The Road to APAH
First in a series celebrating the achievements and growth of APAH
For both Nina and Carmen, their professional journeys to affordable housing, real estate development, and APAH took more than a few twists and turns. Nina’s father was a structural engineer. As a child she marveled at the bridges and dams he worked on and the idea that someone could sit at a desk and do drawings that would result in these big projects. Nina entered Harvard College expecting to study engineering but graduated with a liberal arts degree. She took a summer job as a writer for Let’s Go USA. Boarding a Greyhound bus from Boston, she travelled across the country, writing, and staying at youth hostels along the way.
“When I got to San Francisco, there was an ad for a job at the local youth hostel office. They were in this incredible growth mode because the federal government had passed some historic preservation laws that required public agencies to preserve properties when they acquired land.
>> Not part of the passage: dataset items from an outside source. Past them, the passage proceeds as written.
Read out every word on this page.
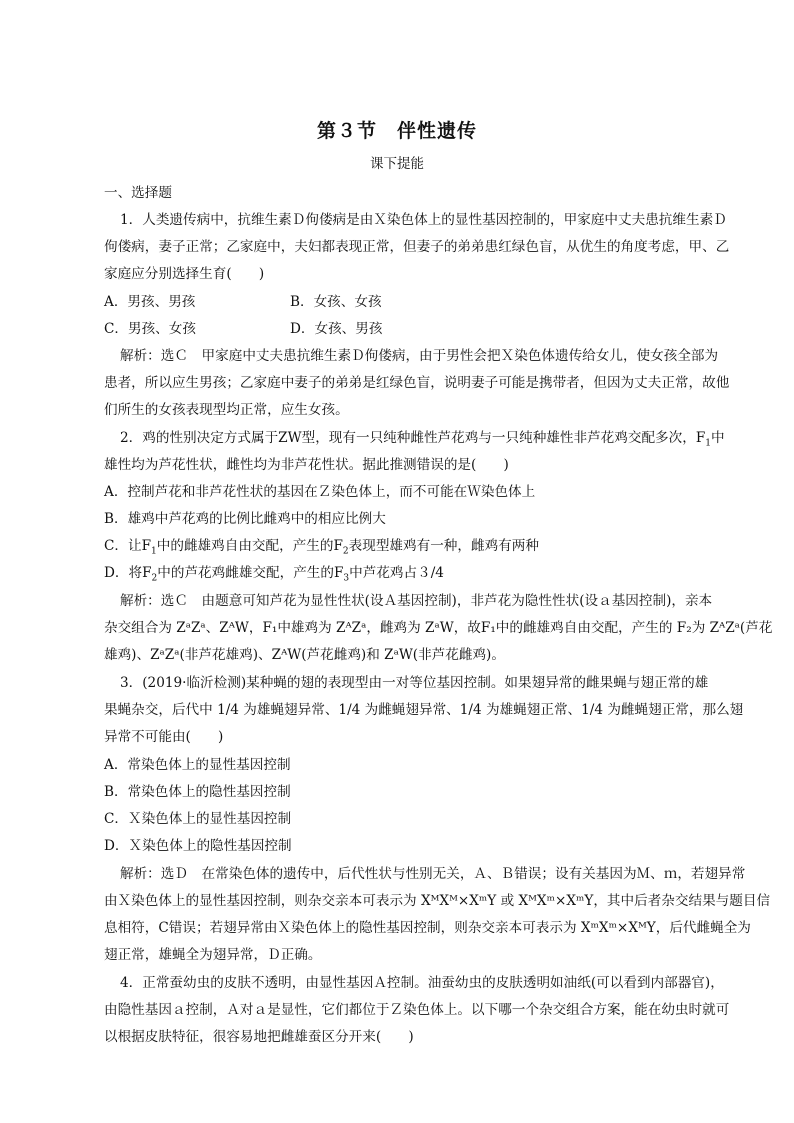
第３节　伴性遗传
课下提能
一、选择题
1．人类遗传病中，抗维生素Ｄ佝偻病是由Ｘ染色体上的显性基因控制的，甲家庭中丈夫患抗维生素Ｄ
佝偻病，妻子正常；乙家庭中，夫妇都表现正常，但妻子的弟弟患红绿色盲，从优生的角度考虑，甲、乙
家庭应分别选择生育(　　)
A．男孩、男孩	B．女孩、女孩
C．男孩、女孩	D．女孩、男孩
解析：选Ｃ　甲家庭中丈夫患抗维生素Ｄ佝偻病，由于男性会把Ｘ染色体遗传给女儿，使女孩全部为
患者，所以应生男孩；乙家庭中妻子的弟弟是红绿色盲，说明妻子可能是携带者，但因为丈夫正常，故他
们所生的女孩表现型均正常，应生女孩。
2．鸡的性别决定方式属于ZW型，现有一只纯种雌性芦花鸡与一只纯种雄性非芦花鸡交配多次，$F_1$中
雄性均为芦花性状，雌性均为非芦花性状。据此推测错误的是(　　)
A．控制芦花和非芦花性状的基因在Ｚ染色体上，而不可能在Ｗ染色体上
B．雄鸡中芦花鸡的比例比雌鸡中的相应比例大
C．让$F_1$中的雌雄鸡自由交配，产生的$F_2$表现型雄鸡有一种，雌鸡有两种
D．将$F_2$中的芦花鸡雌雄交配，产生的$F_3$中芦花鸡占３/4
解析：选Ｃ　由题意可知芦花为显性性状(设Ａ基因控制)，非芦花为隐性性状(设ａ基因控制)，亲本
杂交组合为 ZᵃZᵃ、ZᴬW，F₁中雄鸡为 ZᴬZᵃ，雌鸡为 ZᵃW，故F₁中的雌雄鸡自由交配，产生的 F₂为 ZᴬZᵃ(芦花
雄鸡)、ZᵃZᵃ(非芦花雄鸡)、ZᴬW(芦花雌鸡)和 ZᵃW(非芦花雌鸡)。
3．(2019·临沂检测)某种蝇的翅的表现型由一对等位基因控制。如果翅异常的雌果蝇与翅正常的雄
果蝇杂交，后代中 1/4 为雄蝇翅异常、1/4 为雌蝇翅异常、1/4 为雄蝇翅正常、1/4 为雌蝇翅正常，那么翅
异常不可能由(　　)
A．常染色体上的显性基因控制
B．常染色体上的隐性基因控制
C．Ｘ染色体上的显性基因控制
D．Ｘ染色体上的隐性基因控制
解析：选Ｄ　在常染色体的遗传中，后代性状与性别无关，Ａ、Ｂ错误；设有关基因为Ｍ、ｍ，若翅异常
由Ｘ染色体上的显性基因控制，则杂交亲本可表示为 XᴹXᴹ×XᵐY 或 XᴹXᵐ×XᵐY，其中后者杂交结果与题目信
息相符，C错误；若翅异常由Ｘ染色体上的隐性基因控制，则杂交亲本可表示为 XᵐXᵐ×XᴹY，后代雌蝇全为
翅正常，雄蝇全为翅异常，Ｄ正确。
4．正常蚕幼虫的皮肤不透明，由显性基因Ａ控制。油蚕幼虫的皮肤透明如油纸(可以看到内部器官)，
由隐性基因ａ控制，Ａ对ａ是显性，它们都位于Ｚ染色体上。以下哪一个杂交组合方案，能在幼虫时就可
以根据皮肤特征，很容易地把雌雄蚕区分开来(　　)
The Executive Director of the regional American Youth Hostels office in San Francisco saw the opportunity and madly went around the Bay Area getting projects approved to become youth hostels, from Civil War barracks to lighthouses.
“I was 21, and fresh out of college, so when he asked me to sit down and organize the papers in the office—that were covered with sawdust and spilled food—I thought: ‘Yes, I’ll work here for a little while and eventually I’ll get another job’. As my father would say, ‘a real job’.
“I was quickly promoted to run the operations and then became acting Executive Director. Suddenly I was negotiating with architects and general contractors, working with public agency officials, and doing financing and fundraising. It was an immersion in on-the-job training. I became hooked on real estate.”
Nina was recruited at 25 to head the real estate division of the national hostelling organization, which brought her to Washington, DC. Again, she came into a smaller organization and helped create the national hostel network, building new hostels in key cities around the country, including DC, New York, Los Angeles, Chicago and Seattle.
Carmen was clear from the start what she wanted to do—she was going to be a diplomat. Her parents had immigrated from Latin America to Queens, New York in pursuit of the American dream. Carmen’s dream, quite logically, took her to Georgetown’s School of Foreign Service where she focused on Latin American Studies. “I really thought my calling was to be a bit of a bridge, one that would go back the other way and foster connections from here back to Latin America.”
But her work running a student organization with a million dollar budget, sparked her interest in business. Needing stronger technical skills, she did a management training program at NationsBank, now a part of Bank of America, with duties ranging from commercial lending to managing a local branch. Eager to learn more, she went on to get her MBA in Finance at the Wharton School and returned to DC hoping to work for DC’s reigning Fortune 500 business, Marriott International. It was there, as part of a small financial planning and analysis team that she learned strategy, pro forma analysis, and forecasting—skills she used years later to guide the APAH pipeline.
Always the diplomat, Carmen’s talent and gift for relationships opened the door for another career shift. She followed her Marriott boss to a new opportunity at Clark Construction. “That’s where I really became a developer,” recalls Carmen, “I learned how to pick architects, how to choose a general contractor, how to write a proposal. We did PPEAs there (public private partnerships to develop public land), which later became a part of APAH’s business development tools. I learned how to do hard negotiations and how to do agreements. And I learned the ‘Arlington Way’.”
One of Carmen’s projects was competing for and winning the Arlington Mill PPEA for Clark to develop a mixed income project along Columbia Pike. “Suddenly, I was learning about urban planning and affordable housing and getting to know community groups like the Columbia Pike Revitalization Organization (CPRO). It was during that time that I first heard Nina speaking at a conference about APAH’s work in the Arlington community and I thought ‘wow, how great would that be to just go deeper in this community where I live, where I loved the County staff, and loved working with the Pike community? I didn’t even know nonprofits did real estate development. I was intrigued.”
That thought stayed in the back of Carmen’s mind for more than two years. Her job at Clark radically changed. “The company had gotten out of the mixed income business after the housing crisis and the tax credit market had gone upside down. Clark really wanted to focus on big infrastructure projects—building campuses and airports and roads. But I had fallen in love with mixed income and affordable housing in Arlington.”
Once again, Carmen pulled out her diplomacy skills, working her network to get an introduction to Nina. “Maybe I can volunteer, or be on the Board, or do something,” she remembers. The day she walked in the door to meet Nina, APAH had just been awarded the Arlington Mill project—the very project that Carmen had worked on at Clark but had dropped in the recession. It was kismet. ”I thought, this is perfect, the most important project I’ve ever worked on, a project I loved but had died, this is the person who is going to get the job done. I thought it was a really great sign. I wrote a proposal. And the rest is history.”